Turns out that was a good thing.
We now have a two year old brindle colored Aussie Sheppard/Chow mix in the family and I like her very much. Although I forgot that having a dog in the family is something like having a perpetual toddler on hand. Up until now we’ve just had a cat. Cat’s are more like poltergeists. You don’t see them all that often unless they want to be seen and heard. And you can either love them and enjoy their enigmatic company, or not. Unlike a dog, cat’s don’t care what you think.
A number of years back I decided to stop paying rent for office space and moved back into my home office. The upside was I didn’t get all crazy about getting home at certain times and I didn’t have to lug stuff all over the place and I didn’t have to pay parking fees. On the other hand, I found that if I’m not careful, I won’t get out much. So one of the big benefits of a dog is that they need to be walked. Which means not only do I get up earlier in the morning to add the first walk of the day to the schedule, but I also step away from the desk for a few minutes to exercise the dog, and as an added benefit, myself. I learned that you meet more people when there’s a dog on the end of a leash.
It’s getting on towards fall now, and I’m finding that our early morning walks take us through a nearby park where there are a lot of trees, squirrels, birds, and often times, other dogs. We follow the same route almost every morning for about 40 – 45 minutes. And our bouncy rescue brindle like to stop and sniff in the same areas along our walks every day.

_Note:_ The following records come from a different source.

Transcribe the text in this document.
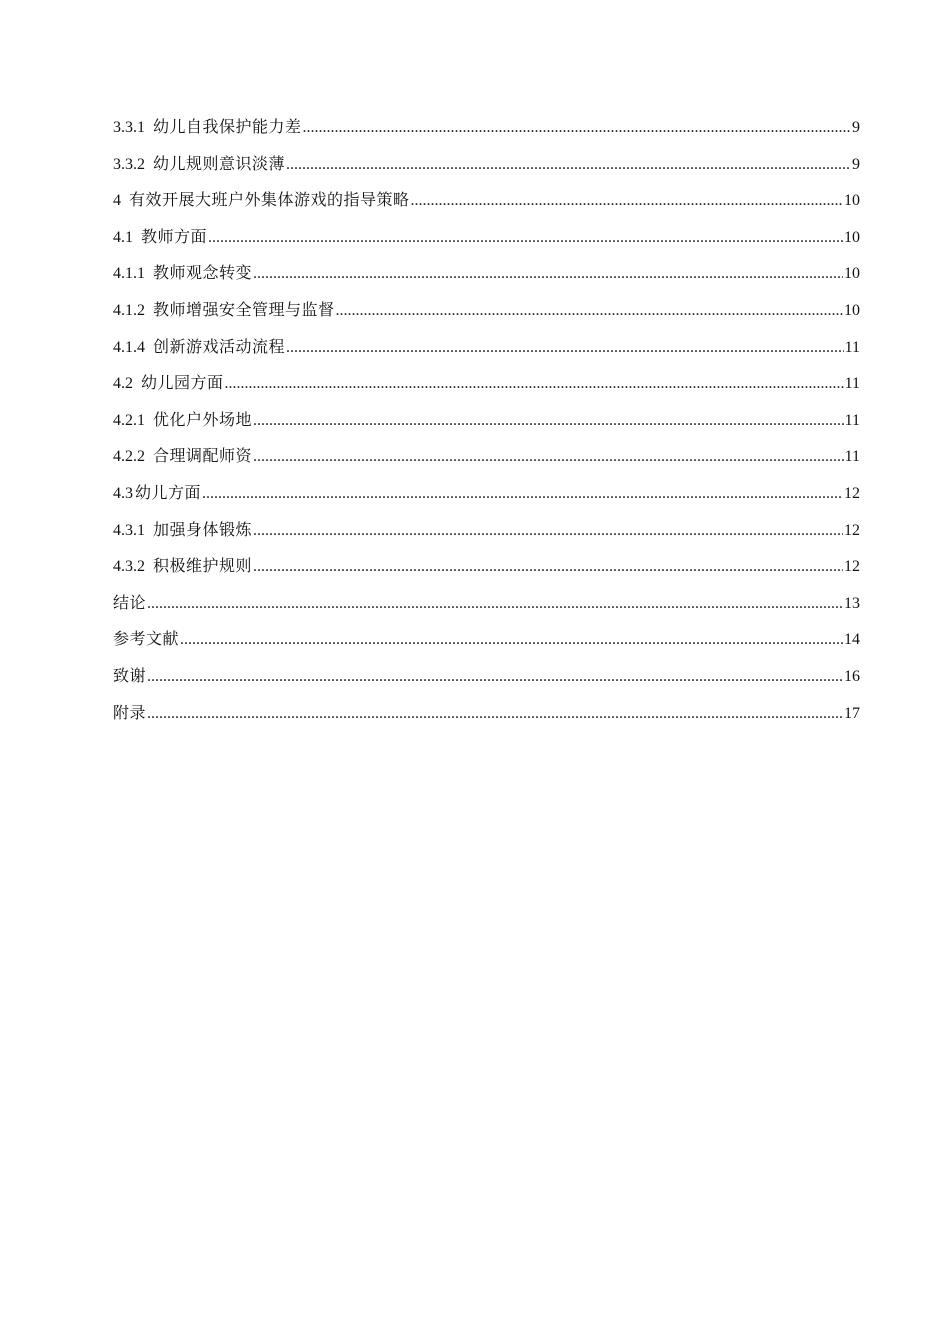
3.3.1 幼儿自我保护能力差 .....	9
3.3.2 幼儿规则意识淡薄 .....	9
4 有效开展大班户外集体游戏的指导策略 .....	10
4.1 教师方面 .....	10
4.1.1 教师观念转变 .....	10
4.1.2 教师增强安全管理与监督 .....	10
4.1.4 创新游戏活动流程 .....	11
4.2 幼儿园方面 .....	11
4.2.1 优化户外场地 .....	11
4.2.2 合理调配师资 .....	11
4.3 幼儿方面 .....	12
4.3.1 加强身体锻炼 .....	12
4.3.2 积极维护规则 .....	12
结论 .....	13
参考文献 .....	14
致谢 .....	16
附录 .....	17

So what do these scents tell my dog? This is where I begin to wonder: Are these scents like a book to her? Do they tell a story?
“I’m Brandeis. I’m a male Staffie and I’ve been chasing squirrels by this oak tree for three years. I could catch them if I could slip this leash.”
“Kibble is better when it’s mixed with the cat food I sneak from the cat’s dish when no one is looking. Ooooh Robin!”
“Would-you-stop-tugging-on-me! I wanna go play soccer.”
“You know, poop is kind of cool.”
In my mind, I’m seeing my dog stopping every day to read a fresh new chapter, like the old serial novels or like the personal blogs of today. Or perhaps, before the scents fade, she is revisiting stories that she really enjoys and wants to read over and over again. Is she thrilling at some dog’s story about a successful squirrel chase? Feeling the pang of loss over a life long friend who no longer shows up at the park? Smiling at the happiness another rescue dog feels at the escape she made from a high kill shelter?
No idea. But it’s fun to imagine.
But after spending some time with her at a nearby leash free dog park, there is one thing I do know: Dogs would never waste time quibbling over digital vs. analog. Print versus web vs. smart phone vs. App vs. iPad vs. some other tablet. They wouldn’t care. A scent is a scent is a scent.
So much kibble, so little time. Who’d want to quibble?